Ante mí, Agustín Francés Cervera, Alcalde Presidente del Ayuntamiento de Losa del Obispo (Valencia) comparecen los sacerdotes Gil Aramendía Echavarri, Cristóbal Cantero Lorente y Juan Vico Hidalgo, quienes declaran decir verdad sobre los antecedentes y conducta del que fue Alférez Practicante del B.O.T. nº 86 de Reservas Generales don Gumersindo Granados Tortosa, y manifiestan lo siguiente:

Derechista declarado, desde su incorporación al Batallón ha favorecido casi descaradamente a los elementos de orden, habiendo sufrido por esta causa numerosas contrariedades.

Y para que conste lo firmamos en Losa del Obispo a cuatro de abril de mil novecientos treinta y nueve.

El Alcalde

(Rúbrica y sello del Ayuntamiento Constitucional de –resto ilegible-)

Gil Aramendía, Misonero del Corazón de María de la Residencia De Úbeda (Rúbrica)

Cristóbal Cantero, Sacerdote Escolapio Natural de Úbeda    

 (Rúbrica)                        

Juan Vico, Presbítero Natural de Úbeda (Jaén)

(Rúbrica)

El artículo de Muñoz Molina de ayer (Los exilios, en Babelia, p. 15) me ha resucitado estos recuerdos y he decidido compartirlos aquí, aunque no estoy seguro de la fidelidad de mi memoria, tras tantos años de la muerte de mi padre.

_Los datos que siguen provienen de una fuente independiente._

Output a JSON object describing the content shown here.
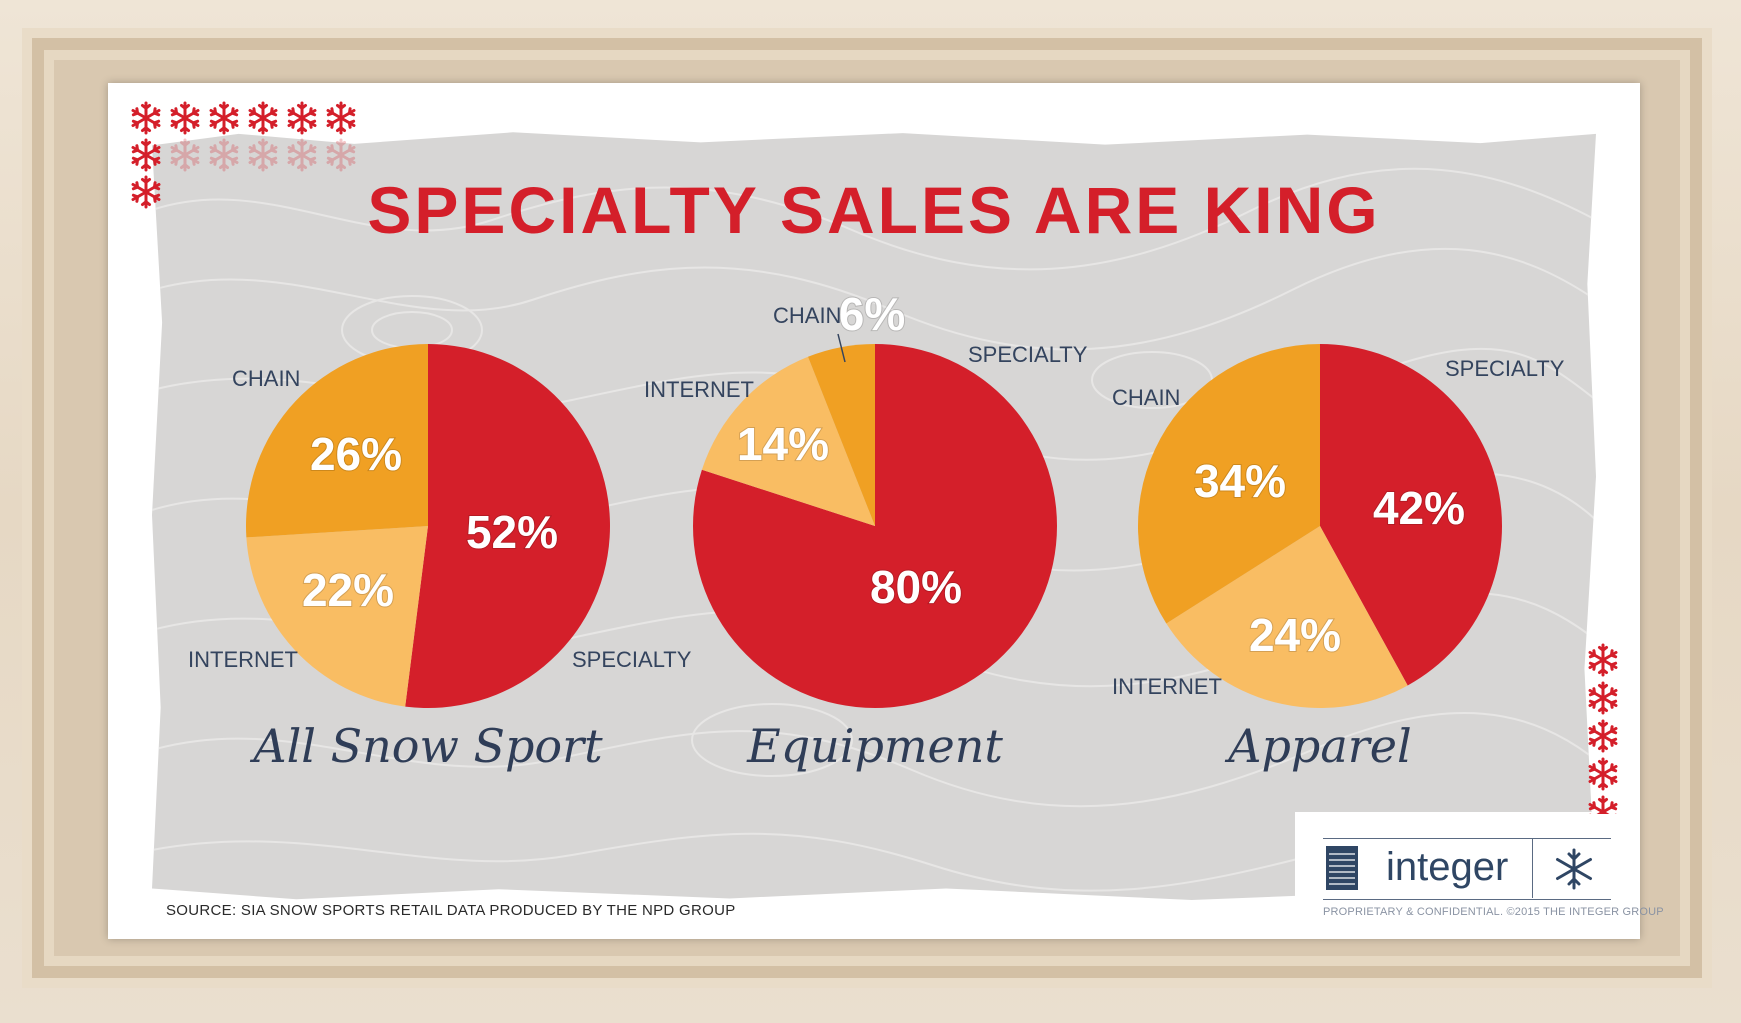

En cualquier caso, queda lo esencial: una simple cuartilla de papel le salvó la vida. ¿Qué pasaría con tantos otros que no tuvieron su (nuestra) suerte?

La historia ha sido siempre un vivero inagotable de muertes arbitrarias. Para muchos, la supervivencia depende tan solo de que ante  una situación concreta aparezca el ángel o la fiera que llevamos dentro.